Ich ließ mich rücklings auf mein Bett fallen und war viel zu müde um zu bemerken, das mir eine Feder brutal in den Rücken stach. Über mein Familiendrama nachzudenken hatte mir die Müdigkeit in die Glieder getrieben und ich konnte kaum die Augen offenhalten. Ich hatte schon sehr oft versucht, mir vorzustellen, wie das Gesich meines Vaters wohl aussah, denn immer wenn ich an ihn dachte kam mir ein Bild mit einem großgewachsenen Mann mit rabenschwarzem Haar in den Sinn. Doch sein Gesicht blieb mr verborgen. Anscheinend hatte meine Mutter auch all seine Sachen vernichtet, denn ich fand nie Fotos oder ähnliches. Ob er sich wohl fragte, was über all die Jahre aus seiner kleinen Tochter geworden war oder ob er wohl versucht hatte mit meiner Mutter Kontakt aufzunehmen, meinetwegen? Ich wusste es nicht, denn meine Mutter sprach nie darüber, ich hatte einige Male versucht das Thema anzusprechen, aber immer hatte sie das Thema gewechselt oder so getan als hätte sie mich nicht gehört. In all diesen Momenten floss nie eine einzige Träne, aber ich könnte schwören, dass ich sie fast jede Nacht weinen hörte. Deswegen fragte ich sie nicht mehr danach, die Angst Wunden aufzukratzen war einfach zu groß. Vielleicht hatte er sogar eine neue Familie gegründet. Wahrscheinlich würde ich es nie erfahren.
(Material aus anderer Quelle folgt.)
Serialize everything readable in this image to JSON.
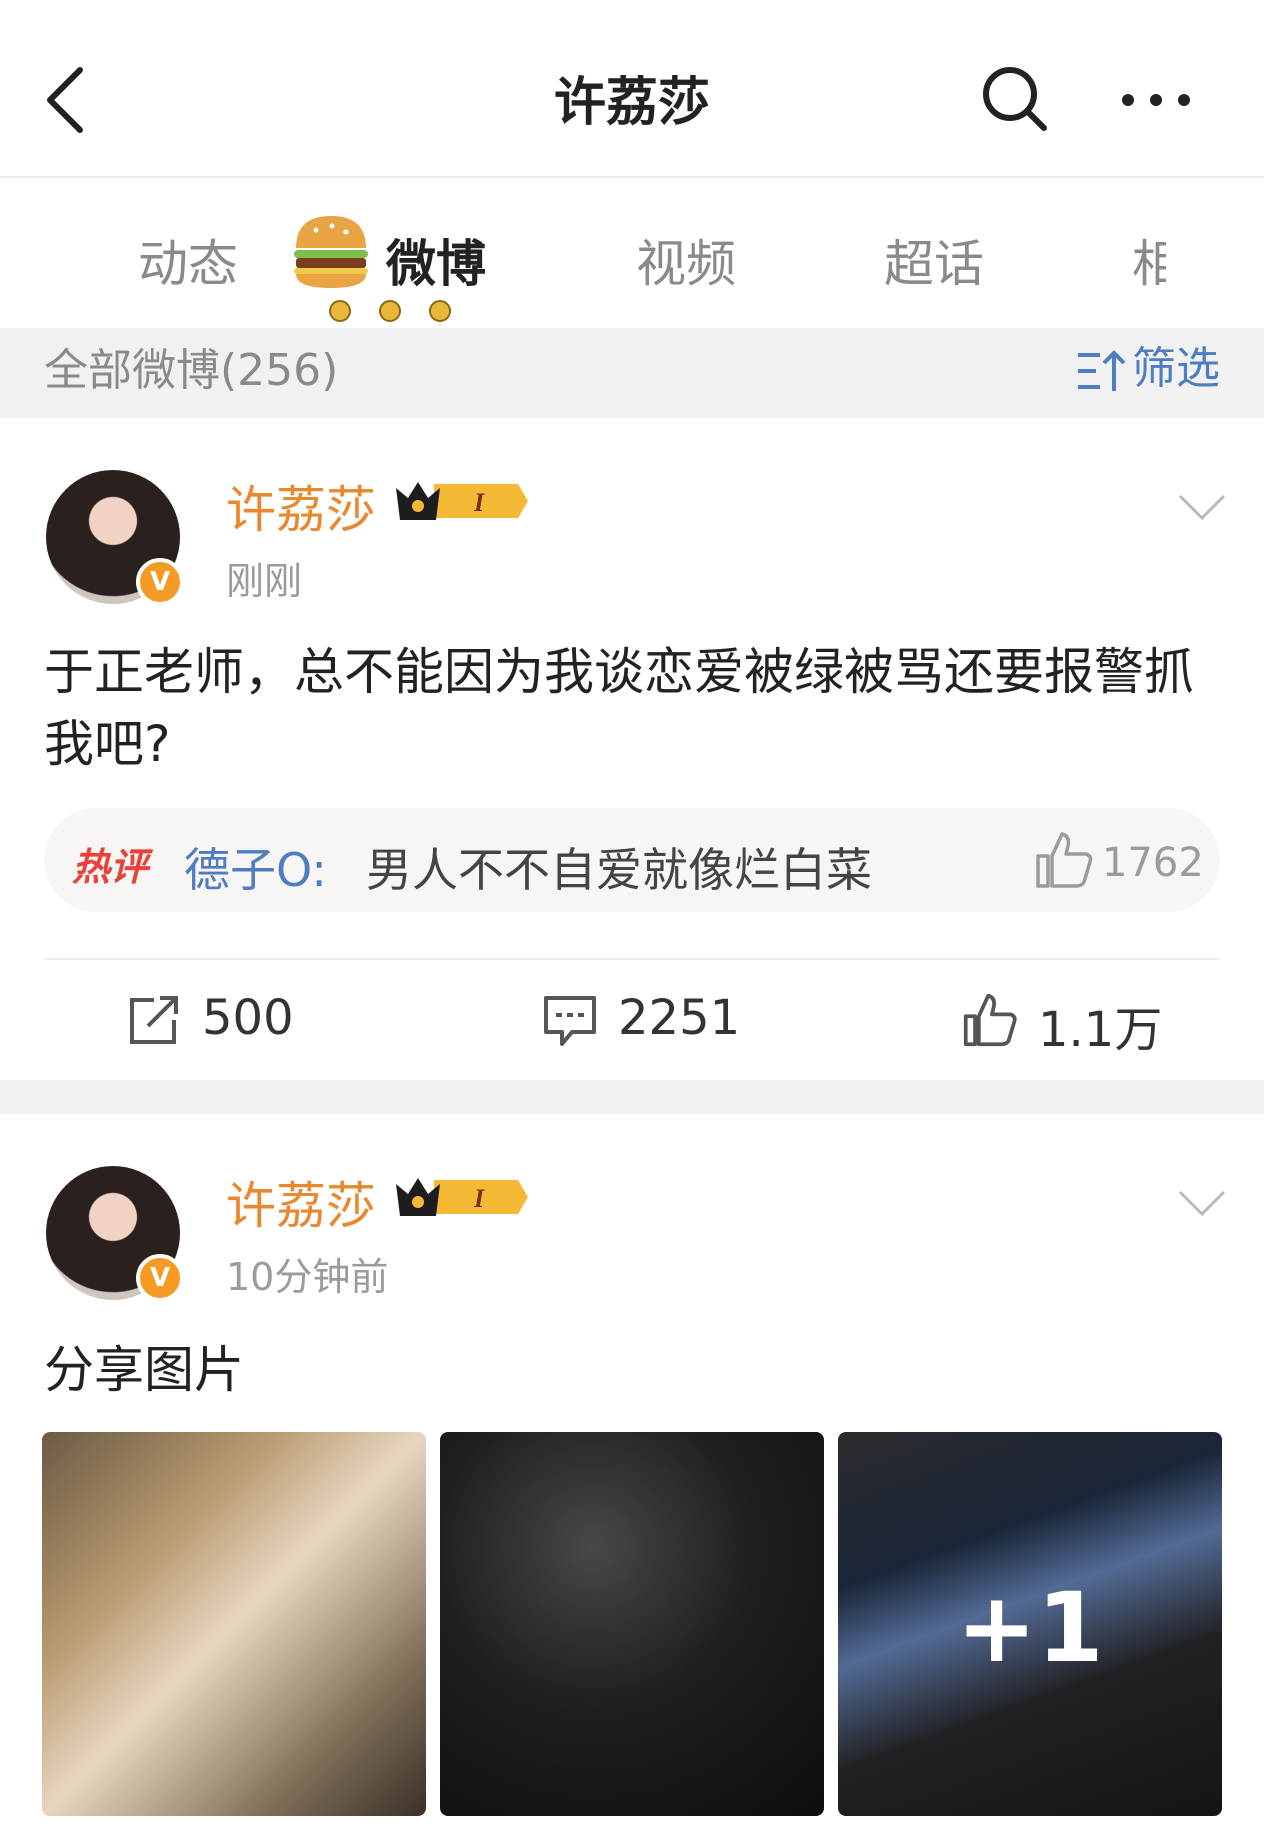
{
  "header": {
    "title": "许荔莎"
  },
  "tabs": [
    {
      "label": "动态"
    },
    {
      "label": "微博"
    },
    {
      "label": "视频"
    },
    {
      "label": "超话"
    },
    {
      "label": "相"
    }
  ],
  "filter": {
    "count_label": "全部微博(256)",
    "filter_label": "筛选"
  },
  "posts": [
    {
      "user": "许荔莎",
      "time": "刚刚",
      "text": "于正老师，总不能因为我谈恋爱被绿被骂还要报警抓我吧?",
      "hot_comment": {
        "tag": "热评",
        "user": "德子O",
        "text": "男人不不自爱就像烂白菜",
        "likes": "1762"
      },
      "actions": {
        "reposts": "500",
        "comments": "2251",
        "likes": "1.1万"
      }
    },
    {
      "user": "许荔莎",
      "time": "10分钟前",
      "text": "分享图片",
      "extra_photos": "+1"
    }
  ],
  "badge": {
    "verified_symbol": "V",
    "level": "I"
  },
  "colors": {
    "username": "#e8882f",
    "link": "#4f7dc2",
    "hot": "#e8423a"
  }
}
Plötzlich ging die Tür auf, zuerst erschien ein Schatten, dann die Gestalt meiner Mutter. Doch ich bewegte mich nicht und ließ die Augen geschlossen. Wie meine Mutter früher immer zu sagen pflegte: der Sandmann war schon längst gekommen. Sie kam an mein Bett und wünschte mir leise eine gute Nacht und verließ leise das Zimmer. Kurz darauf dämmerte ich ein.